Specifically, Senator Flake has taken vocal issue with President Trump’s attacks on the press. He issued a condemnation of the president on the Senate floor in January 2018. Media control is an accepted tactic utilized by populist authoritarian leaders to consolidate power. While Senator Flake’s criticisms were welcomed by those opposed to Trump’s authoritarian tendencies, they do little to dissuade fears when the critiques are simultaneously issued with retirement plans. If the only Republicans in congress that are willing to challenge President Trump’s populist tendencies plan on leaving in November 2018, Americans should worry about who will be there to take over their role in checking the president. This is especially true when one considers that the biggest proponent for the person who will ultimately backfill these vacated positions is the President, himself. For example, if Trump’s preferred candidate, Kelly Ward, wins the Arizona Senate seat, Senator Flake’s condemnation of the president will gradually fade, over time.
While Americans should be particularly concerned about the lack of Republican effort to check the president, it must not be forgotten that Huq and Ginsburg specifically checkmark consolidation of executive power and elimination of institutional checks as the greatest risks to American democracy. Even if Republicans were actively constraining the president, as Weyland claims, the safety of checks and balances cannot be taken for granted. The current partisan composition in Congress certainly enables the president’s ability to erode American democracy, but it cannot be forgotten that scholars identify the Constitution as weak in protecting institutional checks, regardless of who is in power.

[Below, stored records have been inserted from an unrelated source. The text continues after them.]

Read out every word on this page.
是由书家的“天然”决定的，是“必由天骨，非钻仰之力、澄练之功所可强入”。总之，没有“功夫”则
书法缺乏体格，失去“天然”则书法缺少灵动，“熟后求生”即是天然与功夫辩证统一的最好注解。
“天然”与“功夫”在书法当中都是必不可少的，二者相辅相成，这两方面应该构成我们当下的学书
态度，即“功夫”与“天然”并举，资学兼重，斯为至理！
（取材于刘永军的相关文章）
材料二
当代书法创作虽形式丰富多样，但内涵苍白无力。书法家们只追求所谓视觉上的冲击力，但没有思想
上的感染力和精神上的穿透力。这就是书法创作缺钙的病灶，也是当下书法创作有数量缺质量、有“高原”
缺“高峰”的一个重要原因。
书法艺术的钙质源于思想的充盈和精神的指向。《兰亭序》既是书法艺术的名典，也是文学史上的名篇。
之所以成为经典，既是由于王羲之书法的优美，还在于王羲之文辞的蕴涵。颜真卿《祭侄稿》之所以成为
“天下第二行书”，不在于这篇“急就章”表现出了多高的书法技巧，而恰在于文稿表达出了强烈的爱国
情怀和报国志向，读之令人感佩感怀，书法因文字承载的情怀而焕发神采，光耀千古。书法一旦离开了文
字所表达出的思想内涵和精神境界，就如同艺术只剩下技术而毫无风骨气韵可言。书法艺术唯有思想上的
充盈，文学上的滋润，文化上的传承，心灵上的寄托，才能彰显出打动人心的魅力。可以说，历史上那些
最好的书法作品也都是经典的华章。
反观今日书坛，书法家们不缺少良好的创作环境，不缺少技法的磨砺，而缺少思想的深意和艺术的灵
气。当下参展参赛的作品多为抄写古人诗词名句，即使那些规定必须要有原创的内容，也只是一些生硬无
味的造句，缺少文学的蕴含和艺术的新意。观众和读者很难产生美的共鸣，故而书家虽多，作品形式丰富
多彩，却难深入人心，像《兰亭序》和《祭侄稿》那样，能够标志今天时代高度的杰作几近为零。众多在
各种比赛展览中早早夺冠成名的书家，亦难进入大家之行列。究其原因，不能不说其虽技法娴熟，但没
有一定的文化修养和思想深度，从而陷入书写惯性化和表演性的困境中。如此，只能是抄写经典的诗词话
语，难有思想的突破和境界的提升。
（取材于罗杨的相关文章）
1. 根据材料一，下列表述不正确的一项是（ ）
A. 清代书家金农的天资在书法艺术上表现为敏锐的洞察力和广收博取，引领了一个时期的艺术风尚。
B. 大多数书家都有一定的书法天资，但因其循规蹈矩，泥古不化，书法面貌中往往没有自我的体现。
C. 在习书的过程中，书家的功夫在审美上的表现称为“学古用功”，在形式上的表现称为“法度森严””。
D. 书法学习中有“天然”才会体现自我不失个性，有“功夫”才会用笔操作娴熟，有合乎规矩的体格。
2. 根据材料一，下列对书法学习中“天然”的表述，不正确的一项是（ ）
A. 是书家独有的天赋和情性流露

It is fair to state that Republican constraint (or the lack thereof) is simply a narrow contributing factor to the state of American democracy. However, as is discussed in a myriad of recent works on democratic erosion, including a piece by Nancy Bermeo, the process of democratic backslide is taking place in more discrete and incremental ways in our modern era. This means that not even the seemingly smallest of populist enablement can be ignored. Given the lack of convincing restraint on behalf of congressional Republicans, Americans should find themselves wary of the security of American democracy, long-term.